Dinucleotide receptor modulation by protein kinases (protein kinases A and C) and protein phosphatases in rat brain synaptic terminals.

The diadenosine polyphosphates, diadenosine tetraphosphate and diadenosine pentaphosphate (Ap5A), can activate an ionotropic dinucleotide receptor that induces Ca2+ transients into synaptosomes prepared from rat brain. This receptor, also termed the P4 purinoceptor, is sensitive only to adenine dinucleotides and is insensitive to ATP. Studies on the modulatory role of protein kinase A (PKA), protein kinase C (PKC), and protein phosphatases on the response of diadenosine polyphosphate receptors were performed by measuring the changes in the intracellular Ca2+ levels with fura-2. Activation and inhibition of PKA were carried out by means of forskolin and the PKA inhibitory peptide (PKA-IP), respectively.

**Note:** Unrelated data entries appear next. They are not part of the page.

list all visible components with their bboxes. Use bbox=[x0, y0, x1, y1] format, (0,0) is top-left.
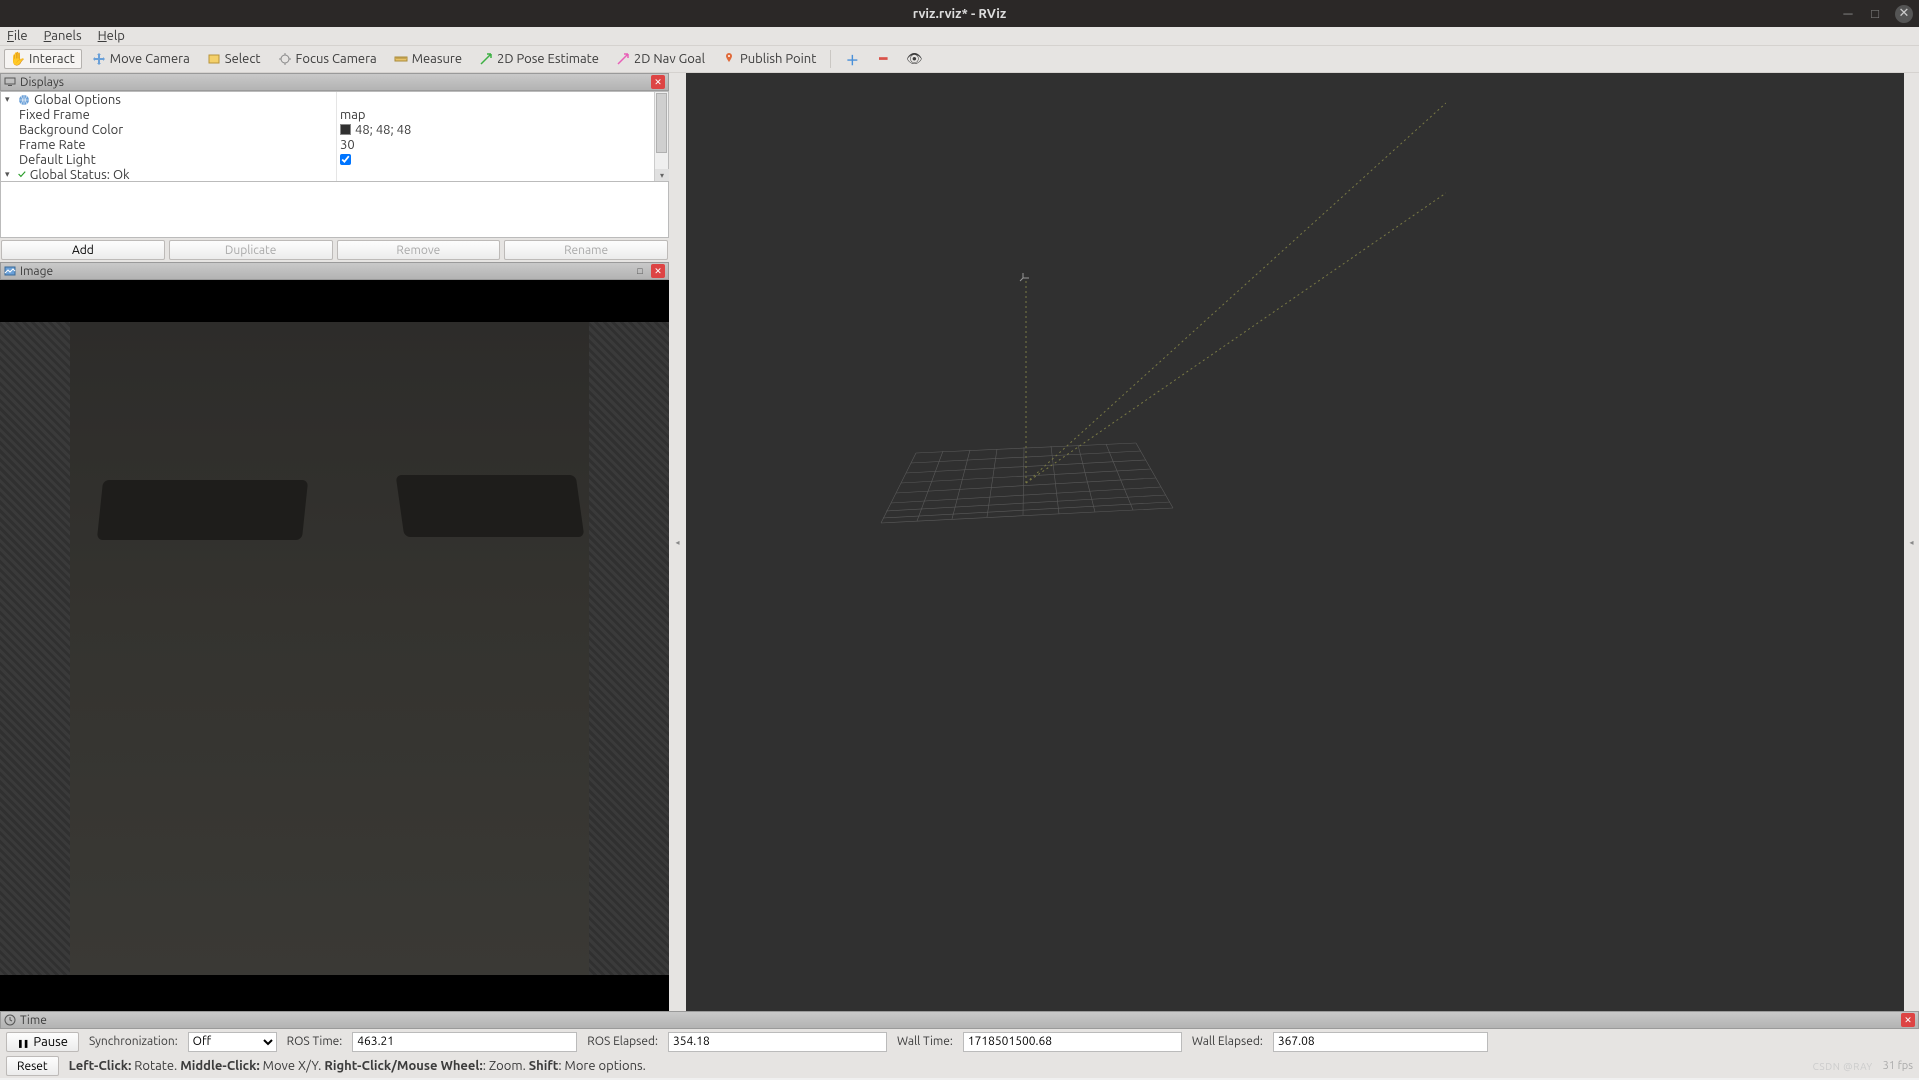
tool-2d-nav-goal[interactable]: 2D Nav Goal bbox=[609, 49, 712, 69]
menubar: File Panels Help bbox=[0, 27, 1919, 46]
select-icon bbox=[207, 52, 221, 66]
image-panel-title: Image bbox=[20, 265, 629, 278]
color-swatch[interactable] bbox=[340, 124, 351, 135]
image-close-icon[interactable]: ✕ bbox=[651, 264, 665, 278]
tool-move-camera-label: Move Camera bbox=[110, 52, 190, 66]
displays-panel-header: Displays ✕ bbox=[0, 73, 669, 91]
maximize-icon[interactable]: □ bbox=[1868, 7, 1882, 21]
splitter-left[interactable] bbox=[669, 73, 686, 1011]
tree-scrollbar[interactable]: ▾ bbox=[654, 92, 668, 181]
tool-select-label: Select bbox=[225, 52, 261, 66]
displays-description bbox=[0, 182, 669, 238]
ros-elapsed-label: ROS Elapsed: bbox=[587, 1035, 658, 1048]
check-icon: ✓ bbox=[18, 169, 26, 181]
wall-time-field[interactable] bbox=[963, 1032, 1182, 1052]
displays-tree[interactable]: ▾ Global Options Fixed Frame map Backgroun… bbox=[1, 92, 654, 181]
tree-fixed-frame-value[interactable]: map bbox=[340, 108, 366, 122]
tool-focus-camera-label: Focus Camera bbox=[296, 52, 377, 66]
tree-frame-rate-label: Frame Rate bbox=[19, 138, 86, 152]
hand-icon: ✋ bbox=[11, 52, 25, 66]
pause-icon bbox=[17, 1035, 30, 1049]
wall-time-label: Wall Time: bbox=[897, 1035, 953, 1048]
image-viewport[interactable] bbox=[0, 280, 669, 1011]
tool-2d-pose-estimate[interactable]: 2D Pose Estimate bbox=[472, 49, 606, 69]
clock-icon bbox=[4, 1014, 16, 1026]
tool-measure-label: Measure bbox=[412, 52, 462, 66]
time-panel-title: Time bbox=[20, 1014, 1897, 1027]
tool-interact-label: Interact bbox=[29, 52, 75, 66]
eye-icon: 👁 bbox=[907, 52, 921, 66]
pause-button[interactable]: Pause bbox=[6, 1032, 79, 1052]
arrow-pink-icon bbox=[616, 52, 630, 66]
window-titlebar: rviz.rviz* - RViz ─ □ ✕ bbox=[0, 0, 1919, 27]
move-icon bbox=[92, 52, 106, 66]
ros-elapsed-field[interactable] bbox=[668, 1032, 887, 1052]
tree-bg-color-value[interactable]: 48; 48; 48 bbox=[355, 123, 411, 137]
focus-icon bbox=[278, 52, 292, 66]
tool-eye[interactable]: 👁 bbox=[900, 49, 928, 69]
default-light-checkbox[interactable] bbox=[340, 154, 351, 165]
close-icon[interactable]: ✕ bbox=[1895, 5, 1913, 23]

The Ap5A response was inhibited by forksolin to 35% of control values, but PKA-IP induced an increase of 37%. The effect of PKC activation was similar to that observed for PKA. PKC stimulation with phorbol 12,13-dibutyrate produced an inhibition of 67%, whereas the PKC inhibitors staurosporine and PKC inhibitory peptide enhanced the responses elicited by Ap5A to 40% in both cases. Protein phosphatase inhibitors diminished the responses elicited by Ap5A to 17% in the case of okadaic acid, to 50% for microcystin, and to 45% in the case of cyclosporin A. Thus, the activity of dinucleotide receptors in rat brain synaptosomes appears to be modulated by phosphorylation/dephosphorylation. These processes could be of physiological significance in the control of transmitter release from neurons that are postsynaptic to nerves that release diadenosine polyphosphates.